From porcelain in the global early modern to textiles of the medieval period, East Asian designs have inspired many scholarly interpretations. Early scholarship by art historians from the mid- twentieth century has typically applied an iconographical method of analysis to such wares to argue for their cultural significance. In more recent years, the interdisciplinary model of material culture studies has shifted the scope of inquiry from artefacts’ probable meanings to focus on objects’ functions and use, including the exploration of their status as commodities and taste- purveyors. From ritual productions to mass consumption, such analytical modes insightfully approach the surfaces of artefacts, providing new ways of thinking about forms as evidence of cross-cultural exchange and the possibility of a global art history. Attention, albeit to a lesser degree, has also been paid to what might be considered the depth of objects—how an object is made and its manufacture—but such scholarship generally distinguishes itself from studies on the history of an object’s use, function, and circulation.

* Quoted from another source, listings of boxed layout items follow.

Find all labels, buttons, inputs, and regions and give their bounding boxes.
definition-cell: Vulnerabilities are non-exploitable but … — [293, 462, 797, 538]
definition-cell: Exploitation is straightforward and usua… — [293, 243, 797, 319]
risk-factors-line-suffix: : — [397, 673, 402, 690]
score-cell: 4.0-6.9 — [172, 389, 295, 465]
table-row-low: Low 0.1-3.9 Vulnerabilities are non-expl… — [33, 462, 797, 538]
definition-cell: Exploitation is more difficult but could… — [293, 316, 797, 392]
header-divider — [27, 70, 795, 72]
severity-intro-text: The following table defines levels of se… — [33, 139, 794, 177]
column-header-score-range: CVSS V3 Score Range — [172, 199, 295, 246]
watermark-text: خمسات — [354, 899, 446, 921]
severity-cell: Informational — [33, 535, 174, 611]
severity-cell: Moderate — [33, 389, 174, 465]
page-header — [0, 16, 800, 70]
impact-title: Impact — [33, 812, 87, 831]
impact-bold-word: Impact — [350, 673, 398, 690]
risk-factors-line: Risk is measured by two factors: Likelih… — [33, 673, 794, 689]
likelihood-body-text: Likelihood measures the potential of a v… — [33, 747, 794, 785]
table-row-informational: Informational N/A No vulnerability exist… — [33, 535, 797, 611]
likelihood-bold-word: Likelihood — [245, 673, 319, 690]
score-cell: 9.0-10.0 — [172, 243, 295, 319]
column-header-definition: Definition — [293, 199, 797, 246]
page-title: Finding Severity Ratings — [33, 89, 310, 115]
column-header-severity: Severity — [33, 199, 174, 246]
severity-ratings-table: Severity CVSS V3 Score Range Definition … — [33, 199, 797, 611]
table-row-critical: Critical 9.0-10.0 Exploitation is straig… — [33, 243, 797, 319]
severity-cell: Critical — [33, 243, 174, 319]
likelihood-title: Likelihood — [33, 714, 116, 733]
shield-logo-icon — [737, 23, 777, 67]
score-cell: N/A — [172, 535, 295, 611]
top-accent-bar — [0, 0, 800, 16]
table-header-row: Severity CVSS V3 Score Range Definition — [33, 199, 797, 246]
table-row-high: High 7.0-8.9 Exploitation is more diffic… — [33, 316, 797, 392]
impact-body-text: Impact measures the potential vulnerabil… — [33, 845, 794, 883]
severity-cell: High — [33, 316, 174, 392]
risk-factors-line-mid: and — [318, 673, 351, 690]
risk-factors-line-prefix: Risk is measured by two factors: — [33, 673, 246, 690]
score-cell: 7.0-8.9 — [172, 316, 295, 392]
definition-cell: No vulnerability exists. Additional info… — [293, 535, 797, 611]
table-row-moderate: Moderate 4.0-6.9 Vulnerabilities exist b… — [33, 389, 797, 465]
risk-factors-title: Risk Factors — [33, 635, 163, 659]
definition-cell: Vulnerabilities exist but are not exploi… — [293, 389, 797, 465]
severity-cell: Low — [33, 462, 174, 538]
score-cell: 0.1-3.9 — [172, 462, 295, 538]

This panel seeks to reintegrate surface with depth by discussing art historical works through the lens of design, wherein boundaries between designers, processes of making, and material lives of designed objects are blurred. To this end, this panel explores surface and depth as mutually constitutive and generative operations across a wide range of media, geography, and historical periods, including works of fine art, as in painting or sculpture, as well as objects traditionally classified as decorative arts, particularly, the portable, unbounded objects of global exchange such as textiles, furniture, and metalwork. By asserting the importance of production as part of the history of artefacts, the papers to be presented will highlight design qua process in the study of art history. In so doing, objects whose manufacture do not appear in historical documentation or whose finished surfaces remain only imaginary, may be alternatively resituated within a larger historical framework of design.

We welcome any paper that considers the inextricable relationship between depths of design— planning, organizing, and making—and surfaces of designed objects in East Asia—replication, circulation, translation, and use—from any historical period. Papers that interrogate the porous boundaries between art history and design history are of particular interest, in addition to scholarship that questions or challenges the general marginalization of East Asian things in design studies.

Please email paper abstract (300 words) as submission to Ellen Huang (ellen.huang at aya.yale.edu)  and Michelle Wang (wangm at reed.edu) by April 11, 2016. 

CAA submission panel guidelines changed this year as of March 2016; hence the rather late notice.